How did James Michener learn French?

Well actually how his character (the narrator, George Fairbanks) learns French. A big part of the novel The Drifters (by James Michener) is the story of George Fairbanks, a 60 year old guy who is somehow connected to six 17-22 year old young people in the late 1960s and him learning about their lives, culture and music. A running thread in the book is George being introduced to the music of the late 60s and how he doesn’t really understand that music, until he finally does. He explains how he learns to understand the music by analogizing it to how he learned French.

George was moving to Geneva, Switzerland, for a job at a financial institution. And therefore needed to learn French. He decided to go to a “crash program” at the University of Besançon, where “a pure French was spoken.” His teacher was Madame Trenet. The first session was Madame Trenet speaking to George for sixty straight minutes in French about French rivers. In these sixty minutes George was not able to understand much other than recognize the names of the rivers. But while she talked to him “her face became diffused with memory, and the spaciousness of what she had seen was transmitted to me, and for a brief second the French words, which I could not possibly comprehend, conveyed a message which was clear and visible as a newspaper headline.” George tells us that he listened “with intensity.”

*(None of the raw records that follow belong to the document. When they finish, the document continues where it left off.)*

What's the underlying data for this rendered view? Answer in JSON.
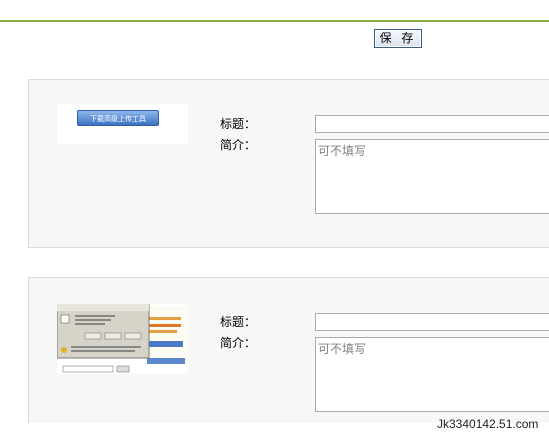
{
  "toolbar": {
    "save_label": "保 存"
  },
  "items": [
    {
      "thumbnail_button_text": "下载高级上传工具",
      "title_label": "标题：",
      "title_value": "",
      "desc_label": "简介：",
      "desc_placeholder": "可不填写"
    },
    {
      "title_label": "标题：",
      "title_value": "",
      "desc_label": "简介：",
      "desc_placeholder": "可不填写"
    }
  ],
  "watermark": "Jk3340142.51.com",
  "colors": {
    "accent_line": "#8aaa46",
    "panel_bg": "#f7f7f7",
    "input_border": "#a5acb5"
  }
}
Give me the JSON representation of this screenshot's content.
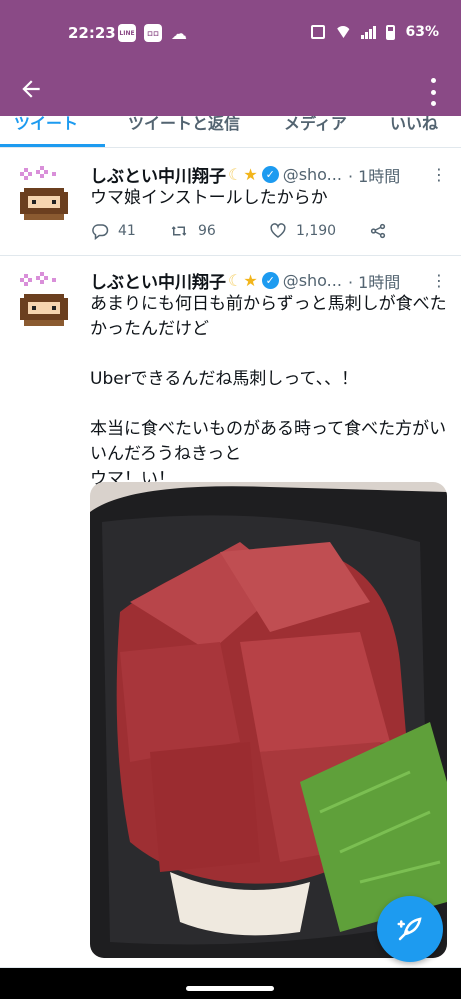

The next day there was again sixty minutes of straight French lecture, this time about French cinema. Again he is not able to understand much but he hears the name of a French actress that he knows, Arletty, and is able to tell his teacher that he knows the movie she is in, Les Enfants du Paradis. He is able to make light conversation with the teacher about this movie. There is a third, fourth and fifth lecture about French painting, French theater and French foreign policy. He says that sometime during the last lecture “suddenly the random sounds she had been making for five days fell into orderly place.” At this point Madame Trenet recognizes this epiphany by Fairbanks and assigns him two hundred short words to memorize as well as about eighty phrases. She tells him to start using these in conversation and she teaches him present, future and past tense. About two weeks after his first meeting he is able to give a short talk in French. She also instructed him to memorize a list of words that were important to his business but then to throw the dictionary out - it is much better to guess the meanings of words than to look them up and he will “enjoy remembering it more.”

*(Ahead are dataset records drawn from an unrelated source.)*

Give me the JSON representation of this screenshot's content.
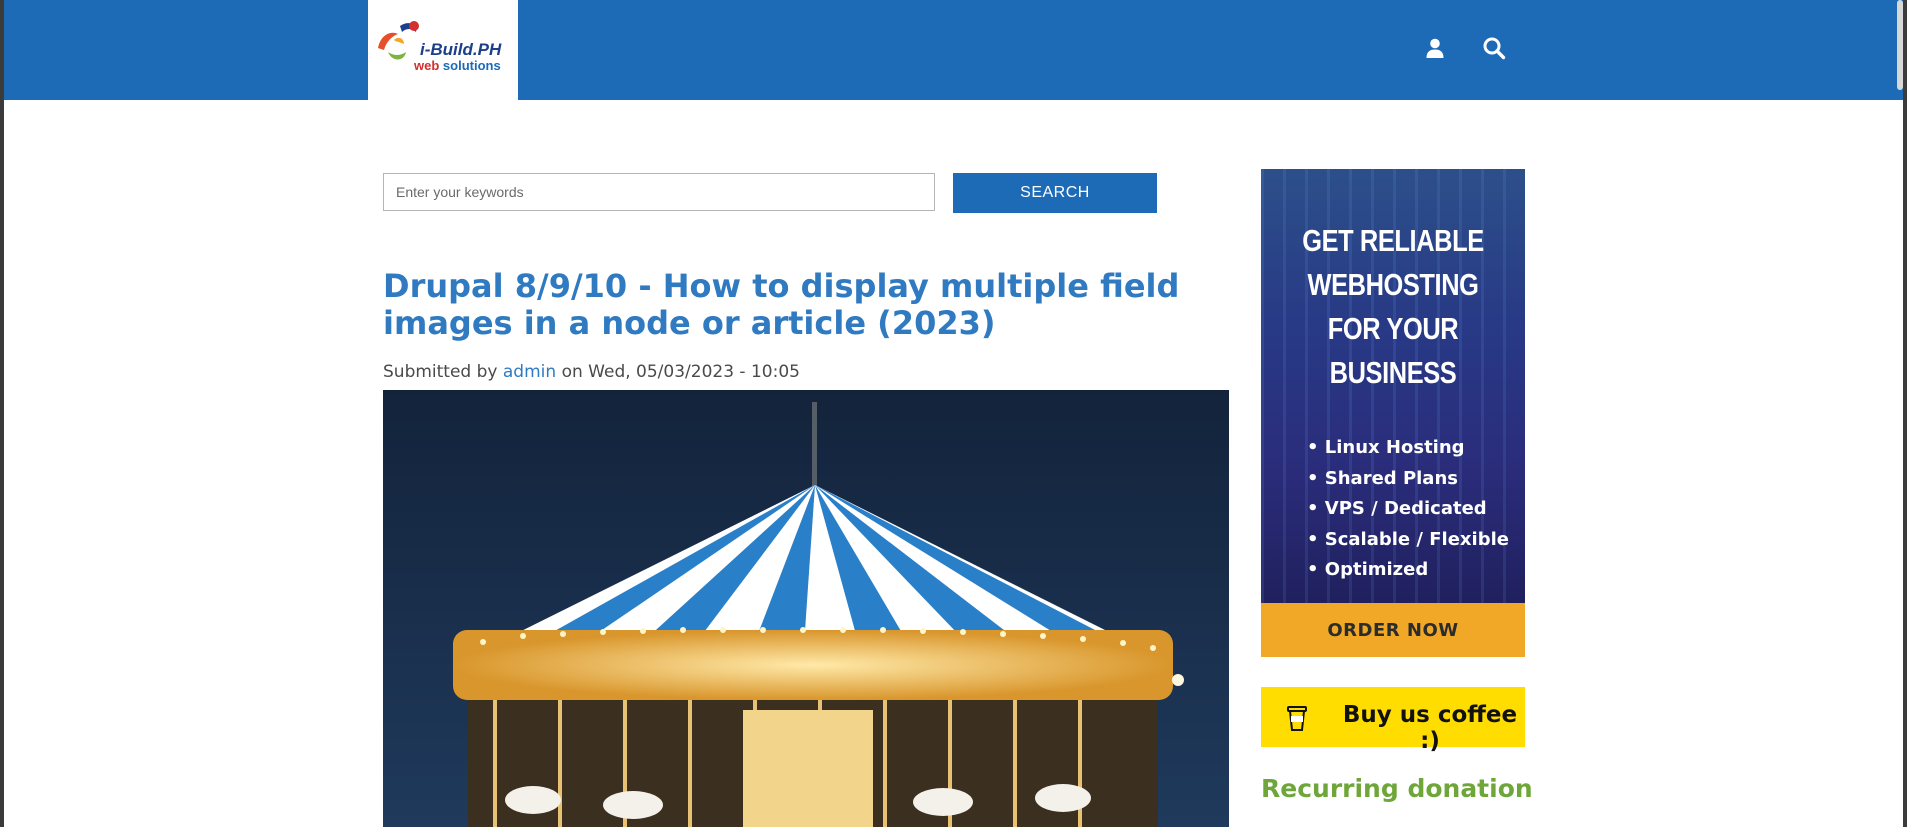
{
  "header": {
    "logo_line1": "i-Build.PH",
    "logo_line2_part1": "web",
    "logo_line2_part2": "solutions",
    "user_icon": "user-icon",
    "search_icon": "search-icon",
    "bar_color": "#1d6bb7"
  },
  "search": {
    "placeholder": "Enter your keywords",
    "value": "",
    "button_label": "SEARCH"
  },
  "article": {
    "title": "Drupal 8/9/10 - How to display multiple field images in a node or article (2023)",
    "submitted_prefix": "Submitted by",
    "author": "admin",
    "date_prefix": "on",
    "date": "Wed, 05/03/2023 - 10:05"
  },
  "sidebar": {
    "ad": {
      "headline": [
        "GET RELIABLE",
        "WEBHOSTING",
        "FOR YOUR",
        "BUSINESS"
      ],
      "features": [
        "Linux Hosting",
        "Shared Plans",
        "VPS / Dedicated",
        "Scalable / Flexible",
        "Optimized"
      ],
      "cta": "ORDER NOW",
      "cta_color": "#f0a826"
    },
    "coffee": {
      "label": "Buy us coffee :)",
      "icon": "coffee-cup-icon",
      "color": "#ffdd00"
    },
    "donation_heading": "Recurring donation"
  }
}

So that is how George Fairbanks, the narrator of The Drifters by James Michener, learned French. And in a similar way the character also broke the “sound barrier” with understanding the music of the late 1960s, by being around it (the music) all the time in the bar the Alamo, in Torremolinos, Spain.

Can I do this in my life? I am not sure. Can I use youtube? Find a Spanish speaker in town to lecture me? But even if I learned Spanish, if I don’t use it consistently, it is not going to stick, I think.